Invasion and Movement of Fluids in Shale Formations and Wellbore Stability

Abstract

Abstract The invasion and movement of drilling fluids through shale formations can significantly contribute to wellbore instability. By combining the experimental results with the microstructural studies of core samples, we will examine the invasion and movement of fluids in shale formations near wellbore, including the mechanisms, rates, affecting factors, and impact on shale stability. Pre-test core studies provided insight into rock composition, structure, fracture distribution, water activity, and pore-fluid composition. Pore-fluid transmission tests were conducted on preserved shale cores from four different formations, each with a different water activity measurement. Thin section analyses of post-test cores were conducted to evaluate shale-fluid interactions and the impact of fluid invasion and movement on shale stability. Test results show clear evidence of a reverse osmosis process out of the shale. The reverse osmosis increased when the difference between the water activity of the shale's pore fluid and the drilling fluid also increased.
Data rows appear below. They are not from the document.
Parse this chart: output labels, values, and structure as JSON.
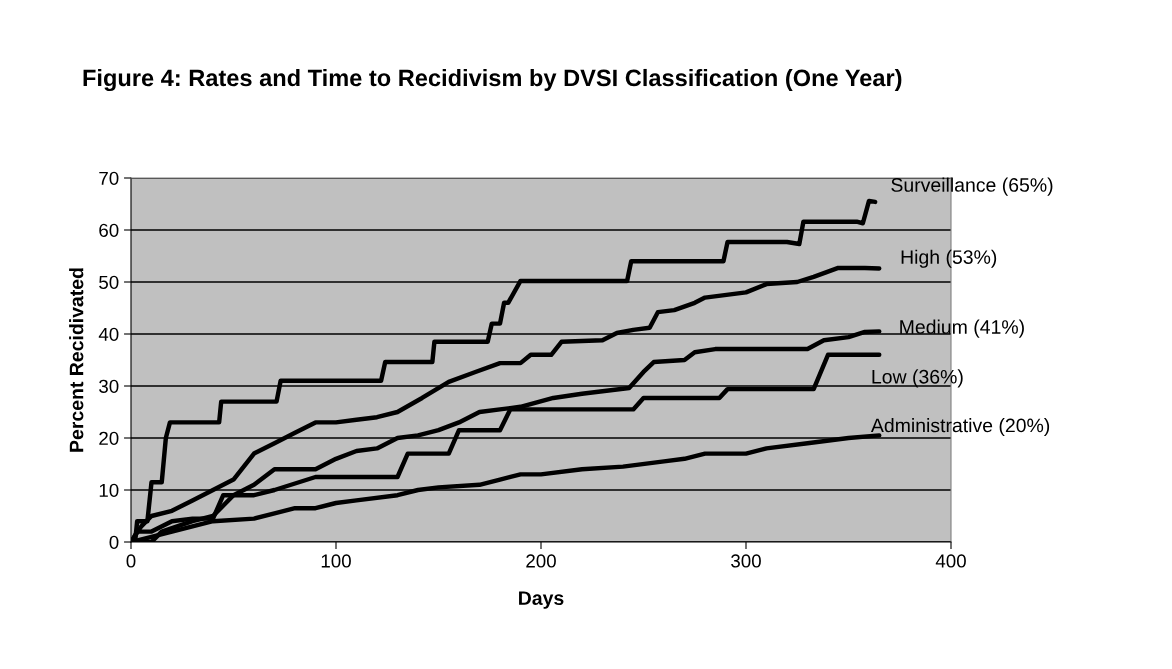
{
  "chart_data": {
    "type": "line",
    "title": "Figure 4: Rates and Time to Recidivism by DVSI Classification (One Year)",
    "xlabel": "Days",
    "ylabel": "Percent Recidivated",
    "xlim": [
      0,
      400
    ],
    "xticks": [
      0,
      100,
      200,
      300,
      400
    ],
    "ylim": [
      0,
      70
    ],
    "yticks": [
      0,
      10,
      20,
      30,
      40,
      50,
      60,
      70
    ],
    "grid": "y",
    "legend": false,
    "series": [
      {
        "name": "Surveillance (65%)",
        "color": "#000000",
        "x": [
          0,
          2,
          3,
          8,
          10,
          15,
          17,
          19,
          43,
          44,
          71,
          73,
          122,
          124,
          147,
          148,
          174,
          176,
          180,
          182,
          184,
          190,
          242,
          244,
          289,
          291,
          320,
          326,
          328,
          354,
          357,
          360,
          363
        ],
        "values": [
          0,
          0,
          4,
          4,
          11.5,
          11.5,
          20,
          23,
          23,
          27,
          27,
          31,
          31,
          34.6,
          34.6,
          38.5,
          38.5,
          42,
          42,
          46,
          46,
          50.2,
          50.2,
          54,
          54,
          57.7,
          57.7,
          57.3,
          61.6,
          61.6,
          61.3,
          65.6,
          65.4
        ]
      },
      {
        "name": "High (53%)",
        "color": "#000000",
        "x": [
          0,
          5,
          10,
          20,
          30,
          40,
          50,
          60,
          70,
          80,
          90,
          100,
          110,
          120,
          130,
          142,
          155,
          168,
          180,
          190,
          195,
          205,
          210,
          230,
          237,
          245,
          253,
          257,
          265,
          275,
          280,
          300,
          310,
          325,
          333,
          345,
          358,
          365
        ],
        "values": [
          0,
          3,
          5,
          6,
          8,
          10,
          12,
          17,
          19,
          21,
          23,
          23,
          23.5,
          24,
          25,
          27.7,
          30.8,
          32.7,
          34.4,
          34.4,
          36,
          36,
          38.5,
          38.8,
          40.2,
          40.8,
          41.2,
          44.2,
          44.6,
          46,
          47,
          48,
          49.6,
          50,
          51,
          52.7,
          52.7,
          52.6
        ]
      },
      {
        "name": "Medium (41%)",
        "color": "#000000",
        "x": [
          0,
          10,
          15,
          30,
          40,
          50,
          60,
          70,
          90,
          100,
          110,
          120,
          130,
          140,
          150,
          160,
          170,
          180,
          190,
          206,
          220,
          243,
          250,
          255,
          270,
          275,
          285,
          330,
          338,
          350,
          358,
          365
        ],
        "values": [
          0,
          0,
          2,
          4,
          5,
          9,
          11,
          14,
          14,
          16,
          17.5,
          18,
          20,
          20.5,
          21.5,
          23,
          25,
          25.5,
          26,
          27.7,
          28.5,
          29.6,
          32.7,
          34.6,
          35,
          36.5,
          37.1,
          37.1,
          38.8,
          39.4,
          40.4,
          40.5
        ]
      },
      {
        "name": "Low (36%)",
        "color": "#000000",
        "x": [
          0,
          3,
          10,
          20,
          30,
          40,
          45,
          60,
          70,
          90,
          130,
          135,
          155,
          160,
          180,
          185,
          245,
          250,
          287,
          291,
          333,
          340,
          365
        ],
        "values": [
          0,
          2,
          2,
          4,
          4.5,
          4.5,
          9,
          9,
          10,
          12.5,
          12.5,
          17,
          17,
          21.5,
          21.5,
          25.5,
          25.5,
          27.7,
          27.7,
          29.4,
          29.4,
          36,
          36
        ]
      },
      {
        "name": "Administrative (20%)",
        "color": "#000000",
        "x": [
          0,
          10,
          20,
          30,
          40,
          60,
          70,
          80,
          90,
          100,
          110,
          130,
          140,
          150,
          170,
          180,
          190,
          200,
          220,
          240,
          260,
          270,
          280,
          300,
          310,
          330,
          350,
          365
        ],
        "values": [
          0,
          1,
          2,
          3,
          4,
          4.5,
          5.5,
          6.5,
          6.5,
          7.5,
          8,
          9,
          10,
          10.5,
          11,
          12,
          13,
          13,
          14,
          14.5,
          15.5,
          16,
          17,
          17,
          18,
          19,
          20,
          20.5
        ]
      }
    ]
  }
}
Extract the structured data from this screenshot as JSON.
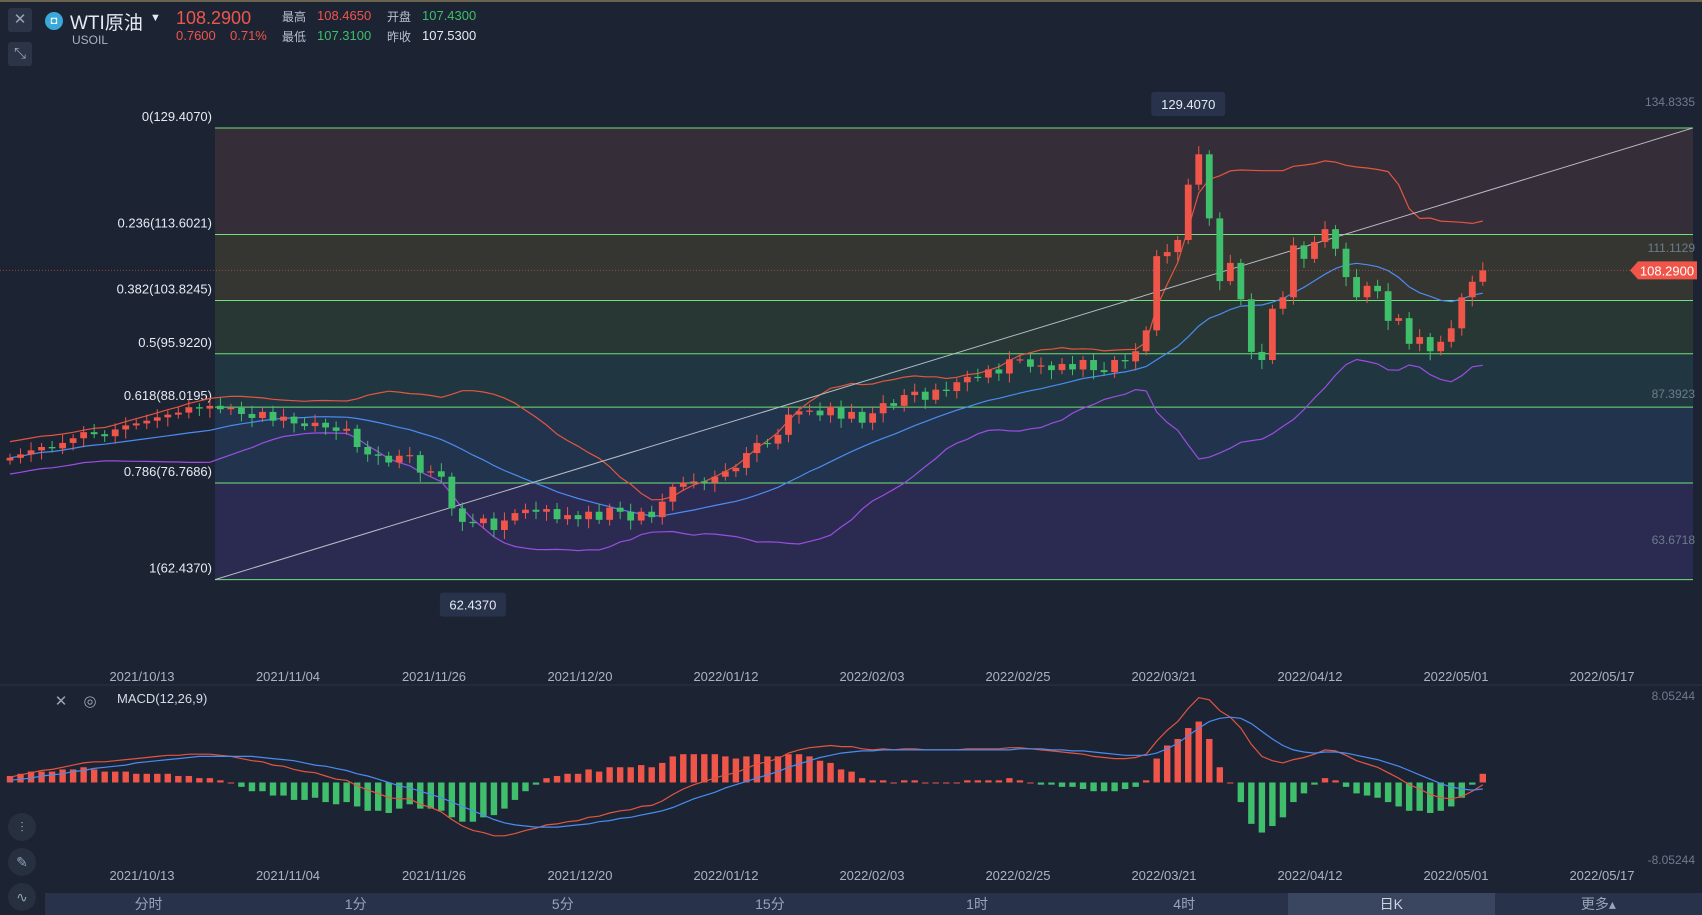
{
  "header": {
    "symbol_name": "WTI原油",
    "symbol_code": "USOIL",
    "last_price": "108.2900",
    "change": "0.7600",
    "change_pct": "0.71%",
    "high_label": "最高",
    "high": "108.4650",
    "open_label": "开盘",
    "open": "107.4300",
    "low_label": "最低",
    "low": "107.3100",
    "prev_close_label": "昨收",
    "prev_close": "107.5300"
  },
  "colors": {
    "up": "#f0554a",
    "down": "#3fbf6b",
    "fib_line": "#6fe07a",
    "bg": "#1c2434"
  },
  "chart_data": {
    "type": "candlestick",
    "price_axis": {
      "labels": [
        "134.8335",
        "111.1129",
        "87.3923",
        "63.6718"
      ],
      "range": [
        52.0,
        138.0
      ]
    },
    "current_price_tag": "108.2900",
    "fibonacci": [
      {
        "level": "0",
        "price": 129.407,
        "label": "0(129.4070)"
      },
      {
        "level": "0.236",
        "price": 113.6021,
        "label": "0.236(113.6021)"
      },
      {
        "level": "0.382",
        "price": 103.8245,
        "label": "0.382(103.8245)"
      },
      {
        "level": "0.5",
        "price": 95.922,
        "label": "0.5(95.9220)"
      },
      {
        "level": "0.618",
        "price": 88.0195,
        "label": "0.618(88.0195)"
      },
      {
        "level": "0.786",
        "price": 76.7686,
        "label": "0.786(76.7686)"
      },
      {
        "level": "1",
        "price": 62.437,
        "label": "1(62.4370)"
      }
    ],
    "high_marker": "129.4070",
    "low_marker": "62.4370",
    "date_axis": [
      "2021/10/13",
      "2021/11/04",
      "2021/11/26",
      "2021/12/20",
      "2022/01/12",
      "2022/02/03",
      "2022/02/25",
      "2022/03/21",
      "2022/04/12",
      "2022/05/01",
      "2022/05/17"
    ],
    "close_prices": [
      80.5,
      81.0,
      81.6,
      82.1,
      81.9,
      82.7,
      83.4,
      84.3,
      84.0,
      83.7,
      84.7,
      85.3,
      85.6,
      86.0,
      86.5,
      86.9,
      87.2,
      88.0,
      87.8,
      88.2,
      87.7,
      87.9,
      87.0,
      86.4,
      87.3,
      86.0,
      86.6,
      85.6,
      85.2,
      85.7,
      85.0,
      84.5,
      84.8,
      82.1,
      81.0,
      80.8,
      79.8,
      80.8,
      80.9,
      78.3,
      78.5,
      77.7,
      73.0,
      71.0,
      70.8,
      71.5,
      69.8,
      71.2,
      72.3,
      72.8,
      72.5,
      72.9,
      71.4,
      72.0,
      71.4,
      72.5,
      71.3,
      73.1,
      72.5,
      71.2,
      72.5,
      71.7,
      74.0,
      76.2,
      76.8,
      77.0,
      76.8,
      77.7,
      78.5,
      79.0,
      81.2,
      82.7,
      82.6,
      83.9,
      86.9,
      87.4,
      87.5,
      86.8,
      88.1,
      86.3,
      87.3,
      85.7,
      87.1,
      88.6,
      88.2,
      89.8,
      90.3,
      89.1,
      90.6,
      90.4,
      91.7,
      92.5,
      92.4,
      93.6,
      93.0,
      95.1,
      95.1,
      94.0,
      94.2,
      93.5,
      94.4,
      93.6,
      95.0,
      93.5,
      93.2,
      95.0,
      94.8,
      96.3,
      99.4,
      110.4,
      111.0,
      112.8,
      121.0,
      125.5,
      116.0,
      106.7,
      109.4,
      104.0,
      96.2,
      95.0,
      102.6,
      104.3,
      112.0,
      110.0,
      112.5,
      114.4,
      111.5,
      107.3,
      104.3,
      106.0,
      105.2,
      100.8,
      101.2,
      97.4,
      98.4,
      96.3,
      97.7,
      99.7,
      104.3,
      106.6,
      108.29
    ],
    "macd": {
      "label": "MACD(12,26,9)",
      "axis_labels": [
        "8.05244",
        "-8.05244"
      ],
      "range": [
        -8.5,
        8.5
      ],
      "dif": [
        0.5,
        0.7,
        0.9,
        1.1,
        1.2,
        1.4,
        1.6,
        1.8,
        1.9,
        1.9,
        2.0,
        2.1,
        2.2,
        2.3,
        2.4,
        2.5,
        2.5,
        2.6,
        2.6,
        2.6,
        2.5,
        2.4,
        2.2,
        2.0,
        1.9,
        1.6,
        1.5,
        1.2,
        1.0,
        0.9,
        0.6,
        0.3,
        0.2,
        -0.3,
        -0.7,
        -1.0,
        -1.4,
        -1.5,
        -1.5,
        -2.0,
        -2.3,
        -2.7,
        -3.4,
        -4.0,
        -4.4,
        -4.6,
        -4.9,
        -4.9,
        -4.7,
        -4.4,
        -4.2,
        -3.9,
        -3.8,
        -3.6,
        -3.5,
        -3.2,
        -3.1,
        -2.8,
        -2.6,
        -2.5,
        -2.2,
        -2.1,
        -1.7,
        -1.1,
        -0.6,
        -0.2,
        0.1,
        0.4,
        0.7,
        0.9,
        1.3,
        1.7,
        1.9,
        2.2,
        2.7,
        3.0,
        3.2,
        3.3,
        3.4,
        3.3,
        3.3,
        3.1,
        3.0,
        3.1,
        3.0,
        3.1,
        3.1,
        3.0,
        3.0,
        3.0,
        3.0,
        3.1,
        3.1,
        3.1,
        3.1,
        3.2,
        3.2,
        3.1,
        3.0,
        2.9,
        2.8,
        2.7,
        2.6,
        2.4,
        2.3,
        2.2,
        2.2,
        2.3,
        2.6,
        3.8,
        4.8,
        5.6,
        6.8,
        7.8,
        7.6,
        6.6,
        6.0,
        5.0,
        3.5,
        2.4,
        2.0,
        1.8,
        2.1,
        2.3,
        2.6,
        3.0,
        2.9,
        2.5,
        2.0,
        1.7,
        1.4,
        0.9,
        0.4,
        -0.2,
        -0.6,
        -1.1,
        -1.4,
        -1.5,
        -1.3,
        -0.8,
        -0.2
      ],
      "dea": [
        0.2,
        0.3,
        0.4,
        0.6,
        0.7,
        0.8,
        1.0,
        1.1,
        1.3,
        1.4,
        1.5,
        1.6,
        1.8,
        1.9,
        2.0,
        2.1,
        2.2,
        2.3,
        2.4,
        2.4,
        2.4,
        2.4,
        2.4,
        2.4,
        2.3,
        2.2,
        2.1,
        2.0,
        1.8,
        1.6,
        1.5,
        1.3,
        1.1,
        0.8,
        0.6,
        0.3,
        0.0,
        -0.3,
        -0.5,
        -0.8,
        -1.1,
        -1.4,
        -1.8,
        -2.2,
        -2.6,
        -3.0,
        -3.4,
        -3.7,
        -3.9,
        -4.0,
        -4.1,
        -4.1,
        -4.1,
        -4.0,
        -3.9,
        -3.8,
        -3.6,
        -3.5,
        -3.3,
        -3.2,
        -3.0,
        -2.8,
        -2.6,
        -2.3,
        -1.9,
        -1.5,
        -1.2,
        -0.9,
        -0.5,
        -0.2,
        0.1,
        0.4,
        0.7,
        1.0,
        1.4,
        1.7,
        2.0,
        2.3,
        2.5,
        2.7,
        2.8,
        2.9,
        2.9,
        3.0,
        3.0,
        3.0,
        3.0,
        3.0,
        3.0,
        3.0,
        3.0,
        3.0,
        3.0,
        3.0,
        3.0,
        3.0,
        3.1,
        3.1,
        3.1,
        3.0,
        3.0,
        2.9,
        2.9,
        2.8,
        2.7,
        2.6,
        2.5,
        2.5,
        2.5,
        2.7,
        3.1,
        3.6,
        4.3,
        5.0,
        5.6,
        5.9,
        6.0,
        5.9,
        5.4,
        4.7,
        4.0,
        3.4,
        3.0,
        2.8,
        2.7,
        2.8,
        2.8,
        2.7,
        2.5,
        2.3,
        2.1,
        1.8,
        1.5,
        1.1,
        0.7,
        0.3,
        -0.1,
        -0.4,
        -0.6,
        -0.7,
        -0.6
      ]
    }
  },
  "macd_tools": {
    "close_icon": "close-icon",
    "settings_icon": "gear-icon"
  },
  "timeframes": [
    {
      "label": "分时"
    },
    {
      "label": "1分"
    },
    {
      "label": "5分"
    },
    {
      "label": "15分"
    },
    {
      "label": "1时"
    },
    {
      "label": "4时"
    },
    {
      "label": "日K",
      "active": true
    },
    {
      "label": "更多▴"
    }
  ]
}
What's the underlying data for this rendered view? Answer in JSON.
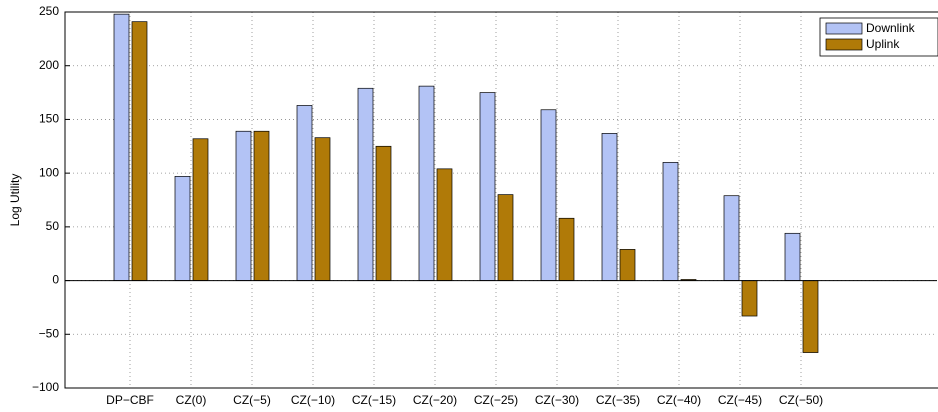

A water activity difference of >0.07, and the resulting pore-pressure drop (caused by the reverse osmosis), can subdue the impact of fluid invasion from drilling fluid to formation and led to a net decrease in downstream pressure. Reverse osmosis could cause downstream pressure below the initial value in a few minutes. A pore-pressure drop due to reverse osmosis may improve the stability of wellbore due to an increase in effective drilling fluid support. However, tests show that strong reverse osmosis could cause fracturing from over-dehydration of the shale. Tests also indicate that invasion along fractures increases pore pressure, even with a potential for strong reverse osmosis. Adjusting the water activity of drilling fluids to closely match that of the shale formations while minimizing fluid invasion along fractures and other fluid channels reduces wellbore instability.